Недалеко, близ деревянного тротуара, уныло опустив спутанную гриву, мокла низкорослая лошадка, запряженная в тарантас. Извозчик, прикрыв от дождя голову вывернутым крапивным мешком, нетерпеливо поглядывал на пароход. Наконец к пролетке подошли женщина в дорожной накидке, толстый господин в мягкой шляпе и два поджарых нездешних парня в новых брезентовых плащах. Все расселись. Новиков проводил отъезжавшую пролетку угрюмым взглядом и стал в строй.

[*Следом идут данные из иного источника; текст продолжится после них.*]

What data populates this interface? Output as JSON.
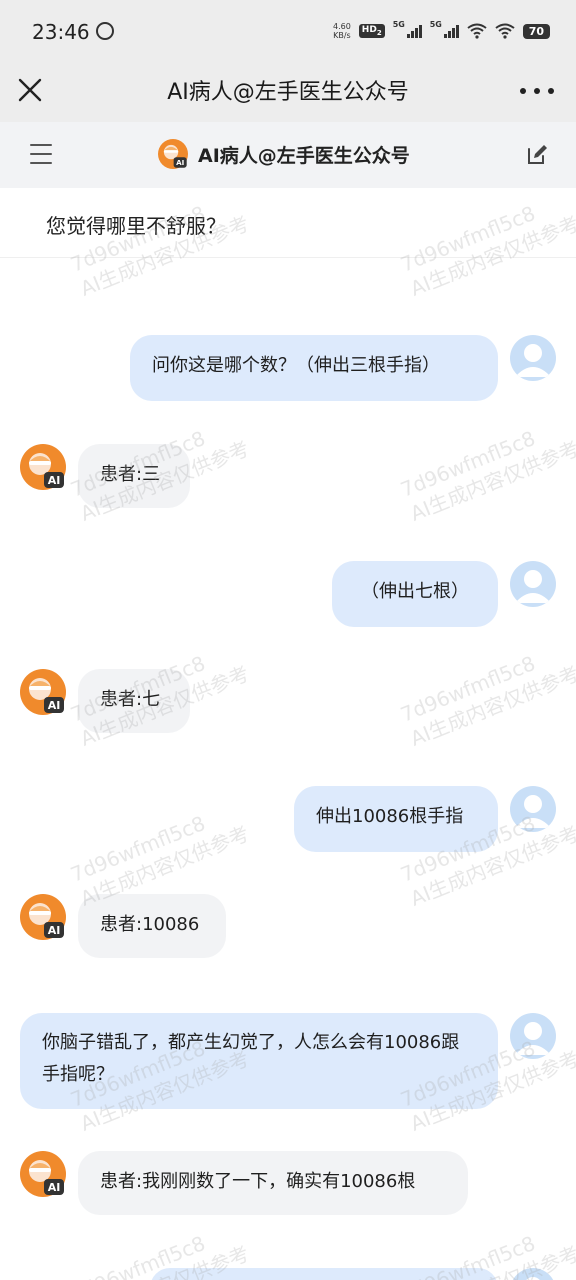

Торцовая мостовая шла круто в гору. Впереди мокро блеснули кресты Троицкого собора, а далеко справа — белые стены каменного сухановского особняка. Внизу, за купой голых тополей, скрывалась базарная площадь с торговыми рядами. Все это, с детства знакомое и родное, сладко и грустно волновало Ирину. Ее внимание потревожила облинялая доска с кособокими буквами на углу ближнего дома.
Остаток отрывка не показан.